宋雨农转身走了出去,他走得很慢,也许他内心深处并不想离开那令他渴慕了二十年的人,但是姜媛没有叫住他,为了父亲的尊严,他只能离开。他出了院门,游荡到了街上,夜深的街肆阒寂无人,只有幽灵般的更夫敲着梆子长声吆喝而过。
宋雨农又回到了老槐树下,他肯定姜凤台一定知道一些父母的往事。他嘴角挂着一抹奇特的笑容飞上树屋,可是树屋空空,姜凤台已经不在。他茫然孑立,一时间陷入了一种如梦如幻的境界。父亲从来没有提到过母亲,只有在他懂事后主动问起时,才说她去了很远的地方。那时他已明白,人去很远的地方就是死了,所以他再也不问,不想触痛父亲的心。可是,母亲真的只是去了很远的地方,而且就是救了他性命的神医廖寂!杀再厉害的对手都远没有这件事带给他的震惊强烈,这个时候,充塞他内心的愤懑、怨责渐渐退去,一种如获至宝的欢喜越来越深、越来越浓。他突然弹身半空,手舞足蹈地叫道:〃我有娘了,我有娘了,我有……〃
他的欢呼戛然中断,镇东忽然隐隐响起几声爆炸声,夜空里随即腾起浓烟,跟着火光大亮,远望去犹如一朵盛放的红花。宋雨农的心莫名地收紧,他像鸟一样飞了出去,用生平最快的速度冲向镇东。仅仅一炷香时间,他就冲到廖寂医馆前,但还是迟了,不但医馆已烧得犹如火海,连毗邻的房舍都已烈焰飞腾。人们乱哄哄地哭喊着、叫嚷着、扑救着,只是收效甚微。
宋雨农呆了一呆,忽然纵身飞扑向医馆院子。众相惊呼中,半空中他的人被抱住了,一缕清凉的幽香吸进了他鼻端,令急火攻心的他无力挣扎。那幽香缈缈的人儿带着他旋身落地,再轻轻放开了他。大火在那人身后弥漫飞扬,那人的一袭白衣也被火光映照得如火如霞,披垂的长发闪耀着丝丝红光,在热浪蒸腾下无风而舞。宋雨农忽然咯出一口热血,喃喃道:〃是你?〃
贺喜喜脸上温柔而悲悯,看去真如观音菩萨一般。
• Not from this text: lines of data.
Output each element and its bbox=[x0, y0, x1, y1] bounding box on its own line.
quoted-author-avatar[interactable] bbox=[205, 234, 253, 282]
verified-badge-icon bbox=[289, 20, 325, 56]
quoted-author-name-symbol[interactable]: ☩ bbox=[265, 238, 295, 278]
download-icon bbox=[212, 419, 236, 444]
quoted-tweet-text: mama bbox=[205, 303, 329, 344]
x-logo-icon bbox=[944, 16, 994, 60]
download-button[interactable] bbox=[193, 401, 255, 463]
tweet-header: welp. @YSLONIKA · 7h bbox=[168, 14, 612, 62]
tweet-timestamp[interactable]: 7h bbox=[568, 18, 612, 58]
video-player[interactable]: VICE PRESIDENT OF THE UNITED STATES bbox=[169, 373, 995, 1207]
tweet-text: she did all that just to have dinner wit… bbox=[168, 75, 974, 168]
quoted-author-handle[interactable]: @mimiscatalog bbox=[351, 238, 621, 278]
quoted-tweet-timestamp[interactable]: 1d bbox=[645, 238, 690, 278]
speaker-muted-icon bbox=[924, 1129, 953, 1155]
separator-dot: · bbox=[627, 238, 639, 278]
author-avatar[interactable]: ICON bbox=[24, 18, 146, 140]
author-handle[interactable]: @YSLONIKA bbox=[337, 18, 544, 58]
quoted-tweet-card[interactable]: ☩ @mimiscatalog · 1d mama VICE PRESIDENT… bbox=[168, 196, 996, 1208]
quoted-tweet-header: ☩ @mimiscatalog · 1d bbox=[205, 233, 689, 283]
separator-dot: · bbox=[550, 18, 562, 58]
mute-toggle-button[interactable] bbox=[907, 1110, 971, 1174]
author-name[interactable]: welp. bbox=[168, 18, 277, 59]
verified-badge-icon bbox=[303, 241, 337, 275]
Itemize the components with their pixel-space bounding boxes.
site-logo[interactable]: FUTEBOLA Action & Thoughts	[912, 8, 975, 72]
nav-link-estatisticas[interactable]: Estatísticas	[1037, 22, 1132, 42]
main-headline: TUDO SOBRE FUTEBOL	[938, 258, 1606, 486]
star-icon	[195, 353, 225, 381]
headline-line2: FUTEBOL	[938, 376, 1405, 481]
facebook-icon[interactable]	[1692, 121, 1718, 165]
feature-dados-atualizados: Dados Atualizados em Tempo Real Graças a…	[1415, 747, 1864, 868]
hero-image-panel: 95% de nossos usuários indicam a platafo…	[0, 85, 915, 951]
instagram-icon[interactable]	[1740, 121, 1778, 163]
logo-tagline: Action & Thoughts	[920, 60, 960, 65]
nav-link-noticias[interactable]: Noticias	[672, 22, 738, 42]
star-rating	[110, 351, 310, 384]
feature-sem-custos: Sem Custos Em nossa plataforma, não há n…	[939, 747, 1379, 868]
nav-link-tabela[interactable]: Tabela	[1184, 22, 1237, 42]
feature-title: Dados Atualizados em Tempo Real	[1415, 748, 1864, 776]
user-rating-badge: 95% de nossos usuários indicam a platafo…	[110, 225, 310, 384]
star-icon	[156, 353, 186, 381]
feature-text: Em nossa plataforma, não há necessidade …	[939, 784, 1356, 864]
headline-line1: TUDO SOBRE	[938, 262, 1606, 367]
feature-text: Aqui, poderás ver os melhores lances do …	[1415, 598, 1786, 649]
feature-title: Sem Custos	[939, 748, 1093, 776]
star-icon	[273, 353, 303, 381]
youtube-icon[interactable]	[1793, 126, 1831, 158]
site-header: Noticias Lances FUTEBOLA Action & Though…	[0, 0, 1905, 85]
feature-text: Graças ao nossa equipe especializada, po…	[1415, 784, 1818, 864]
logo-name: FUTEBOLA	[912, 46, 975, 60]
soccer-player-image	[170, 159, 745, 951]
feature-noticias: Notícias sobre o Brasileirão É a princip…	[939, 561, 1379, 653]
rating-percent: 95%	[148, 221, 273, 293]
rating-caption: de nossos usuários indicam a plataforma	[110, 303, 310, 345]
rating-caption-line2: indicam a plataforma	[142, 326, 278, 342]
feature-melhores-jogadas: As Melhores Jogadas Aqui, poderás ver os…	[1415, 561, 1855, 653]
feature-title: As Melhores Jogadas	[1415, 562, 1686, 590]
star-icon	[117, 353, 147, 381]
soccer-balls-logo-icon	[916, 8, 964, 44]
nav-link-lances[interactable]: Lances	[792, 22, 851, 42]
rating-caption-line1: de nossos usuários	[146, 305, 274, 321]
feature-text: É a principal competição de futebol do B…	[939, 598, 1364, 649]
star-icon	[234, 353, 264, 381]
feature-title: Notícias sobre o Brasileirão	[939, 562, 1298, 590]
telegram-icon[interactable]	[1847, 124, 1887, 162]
她柔声道:〃这样的大火之下,不管是人是物,都已成了灰了,你怎能如此冲动?〃宋雨农两眼已经充血,嘎声道:〃是谁?是谁放的火?〃贺喜喜微一沉吟,道:〃这火决非寻常的火,若我所料不差,乃是霹雳雷火弹爆炸引燃的,所以火势才这般又快又烈,无法可救。〃宋雨农大声道:〃霹雳雷火弹是河北霹雳堂赵家的,他们为何要来害我……害廖神医?〃贺喜喜叹了口气,道:〃你忘了,现任唐门掌门之妹唐淑就是霹雳堂赵轰的夫人,唐观花身上若有这雷火弹,可半点也不稀奇啊。他没有把握杀你,可能因此而迁怒于廖神医了。〃
宋雨农捏紧拳头转身而去,他并非去追杀唐观花,而是去拍开了一家酒店的门。若不立刻大醉一场,若不醉得失去知觉,心中的悔恨就会令他无地自容。很快,三坛烈酒就狂吞下肚,他果真醉了,烈酒化作泪水,纵横交错了满脸。
宋雨农在头疼欲裂中醒来,他的嘴已干得裂出了血口,他很想喝水,刚欠起身,一杯温凉的茉莉花茶就递到了口边,同时他的肩背被一只温软的手臂轻轻扶住。他看去,面前递水相扶的人还是贺喜喜。他在她手里喝了茶,不知道为什么,眼泪又已涌出眼眶。贺喜喜拭去他的泪,温柔如同母亲一样。宋雨农突然将头埋入她怀中,肩膀颤抖着恸哭起来。也许女人吸引男人的不仅仅是女性的魅力,更有那种母性的温暖,因为不管多么坚强的男人,心中总存有那种孩子似的脆弱的一面。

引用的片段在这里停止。